Aujourd’hui, les sukajan sont bien plus que de simples blousons ; ils sont devenus un genre de mode à part entière. Mais ils étaient initialement loin d’être promis à un destin si glorieux. Les sukajan trouvent leurs origines dans une galerie marchande du quartier Honchô de Yokosuka. Plus précisément dans la rue Dobuita, tout près d’une importante base navale américaine : c’est là que sont nés les « Yokosuka jumpers » ー abrégés plus tard en sukajan, au début de la période d’après-guerre.
Avant la Seconde Guerre mondiale, la ville de Yokosuka, située sur les rives de la baie de Tokyo, juste au sud de Yokohama, était loin d’être celle que nous connaissons aujourd’hui. À cette époque, elle abritait des chantiers navals et d’autres installations essentielles au bon fonctionnement de la marine impériale japonaise. Après la guerre, les forces alliées ont pris le contrôle du site, et il abrite aujourd’hui de la même façon plusieurs installations importantes pour le bon fonctionnement de la marine américaine. Les forces militaires américaines stationnées sur place ont ensuite amené toutes sortes d’entreprises à s’implanter, des tailleurs aux boutiques de souvenirs, sans oublier de nombreux restaurants, installés sur un tronçon long de 300 mètres juste à côté de l’autoroute principale, transformant la zone en une galerie marchande prospère.

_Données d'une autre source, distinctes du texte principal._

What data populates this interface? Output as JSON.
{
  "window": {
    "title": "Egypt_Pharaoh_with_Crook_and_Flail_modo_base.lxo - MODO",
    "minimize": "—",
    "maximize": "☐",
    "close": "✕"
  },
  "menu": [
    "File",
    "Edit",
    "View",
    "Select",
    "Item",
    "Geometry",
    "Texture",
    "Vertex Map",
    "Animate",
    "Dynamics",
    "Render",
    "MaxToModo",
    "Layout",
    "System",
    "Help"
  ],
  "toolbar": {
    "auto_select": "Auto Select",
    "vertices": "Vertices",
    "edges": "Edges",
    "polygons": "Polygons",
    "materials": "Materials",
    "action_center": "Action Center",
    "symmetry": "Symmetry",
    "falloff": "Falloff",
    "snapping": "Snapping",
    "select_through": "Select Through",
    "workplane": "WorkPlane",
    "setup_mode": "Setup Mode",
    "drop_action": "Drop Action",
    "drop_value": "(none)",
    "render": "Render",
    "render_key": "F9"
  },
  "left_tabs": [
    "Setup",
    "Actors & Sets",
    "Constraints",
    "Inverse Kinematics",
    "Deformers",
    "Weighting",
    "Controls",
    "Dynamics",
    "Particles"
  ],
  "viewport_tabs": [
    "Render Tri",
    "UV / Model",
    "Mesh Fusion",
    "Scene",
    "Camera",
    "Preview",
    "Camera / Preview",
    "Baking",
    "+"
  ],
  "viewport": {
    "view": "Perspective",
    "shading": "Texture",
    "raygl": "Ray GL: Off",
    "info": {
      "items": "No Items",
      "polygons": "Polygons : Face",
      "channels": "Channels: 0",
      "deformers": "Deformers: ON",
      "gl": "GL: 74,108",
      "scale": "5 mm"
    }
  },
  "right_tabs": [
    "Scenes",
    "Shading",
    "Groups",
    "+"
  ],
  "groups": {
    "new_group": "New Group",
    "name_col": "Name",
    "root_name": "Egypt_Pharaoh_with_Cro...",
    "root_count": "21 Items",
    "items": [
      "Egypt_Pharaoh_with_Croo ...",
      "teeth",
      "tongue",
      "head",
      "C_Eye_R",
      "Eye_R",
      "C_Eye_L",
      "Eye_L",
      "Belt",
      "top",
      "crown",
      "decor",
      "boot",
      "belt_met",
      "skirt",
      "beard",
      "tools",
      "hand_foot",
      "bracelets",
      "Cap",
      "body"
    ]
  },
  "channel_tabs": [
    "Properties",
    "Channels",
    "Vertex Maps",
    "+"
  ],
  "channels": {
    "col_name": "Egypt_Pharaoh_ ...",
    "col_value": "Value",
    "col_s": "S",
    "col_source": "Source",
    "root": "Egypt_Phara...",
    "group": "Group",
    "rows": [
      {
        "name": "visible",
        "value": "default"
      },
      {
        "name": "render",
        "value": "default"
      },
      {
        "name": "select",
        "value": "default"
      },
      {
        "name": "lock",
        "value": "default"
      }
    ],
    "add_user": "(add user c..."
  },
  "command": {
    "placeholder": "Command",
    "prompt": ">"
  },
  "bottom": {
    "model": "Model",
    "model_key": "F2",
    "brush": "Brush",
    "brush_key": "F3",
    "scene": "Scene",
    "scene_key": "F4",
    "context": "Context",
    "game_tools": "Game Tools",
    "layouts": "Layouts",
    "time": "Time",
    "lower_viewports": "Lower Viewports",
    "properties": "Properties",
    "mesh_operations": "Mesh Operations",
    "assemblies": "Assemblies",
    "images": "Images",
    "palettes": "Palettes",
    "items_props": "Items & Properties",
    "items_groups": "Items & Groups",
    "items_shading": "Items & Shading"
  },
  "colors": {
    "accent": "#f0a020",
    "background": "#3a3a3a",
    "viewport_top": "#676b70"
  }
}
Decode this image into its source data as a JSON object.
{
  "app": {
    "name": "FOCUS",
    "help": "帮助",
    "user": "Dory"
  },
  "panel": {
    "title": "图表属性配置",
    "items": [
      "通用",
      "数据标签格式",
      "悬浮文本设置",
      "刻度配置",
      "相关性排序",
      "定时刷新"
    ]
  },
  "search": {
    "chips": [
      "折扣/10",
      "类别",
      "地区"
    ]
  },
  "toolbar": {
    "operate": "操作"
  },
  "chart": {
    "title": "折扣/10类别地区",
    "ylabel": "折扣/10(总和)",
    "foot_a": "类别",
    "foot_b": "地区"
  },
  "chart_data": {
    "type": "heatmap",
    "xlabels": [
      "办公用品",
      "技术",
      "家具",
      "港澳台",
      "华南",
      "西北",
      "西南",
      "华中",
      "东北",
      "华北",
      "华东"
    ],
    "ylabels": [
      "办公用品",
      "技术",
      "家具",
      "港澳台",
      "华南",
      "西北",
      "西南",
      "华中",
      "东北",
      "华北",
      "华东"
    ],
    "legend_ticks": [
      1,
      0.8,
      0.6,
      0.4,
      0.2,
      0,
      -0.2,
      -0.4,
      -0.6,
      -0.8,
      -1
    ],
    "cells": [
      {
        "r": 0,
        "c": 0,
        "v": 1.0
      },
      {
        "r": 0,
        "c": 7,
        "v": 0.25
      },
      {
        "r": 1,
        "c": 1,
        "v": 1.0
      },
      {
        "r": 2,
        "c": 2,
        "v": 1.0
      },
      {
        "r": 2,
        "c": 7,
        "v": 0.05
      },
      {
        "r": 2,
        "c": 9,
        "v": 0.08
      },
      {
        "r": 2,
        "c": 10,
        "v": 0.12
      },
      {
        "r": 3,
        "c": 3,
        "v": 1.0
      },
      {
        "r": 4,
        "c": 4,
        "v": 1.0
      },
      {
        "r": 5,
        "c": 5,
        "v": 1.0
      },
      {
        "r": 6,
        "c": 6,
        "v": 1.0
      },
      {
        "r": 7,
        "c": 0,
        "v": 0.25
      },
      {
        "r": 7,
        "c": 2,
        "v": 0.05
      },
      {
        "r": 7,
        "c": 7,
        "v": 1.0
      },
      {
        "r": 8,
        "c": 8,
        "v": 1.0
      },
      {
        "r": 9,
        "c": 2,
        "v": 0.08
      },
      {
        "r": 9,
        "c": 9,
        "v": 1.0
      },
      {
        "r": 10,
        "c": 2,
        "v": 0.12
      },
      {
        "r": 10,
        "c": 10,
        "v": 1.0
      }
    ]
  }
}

Dans cette atmosphère vrombissante, les vestes des tailleurs locaux, et leurs fines broderies, n’ont pas manqué d’attirer l’attention des soldats américains stationnés sur place. « Les marins et les soldats les ramenaient chez eux en guise de souvenirs du Japon » explique Hitomoto Kazuyoshi, propriétaire du magasin Mikasa. Cette boutique, qui a ouvert ses portes dans la rue Dobuita en 1950, abrite de nombreux sukajan.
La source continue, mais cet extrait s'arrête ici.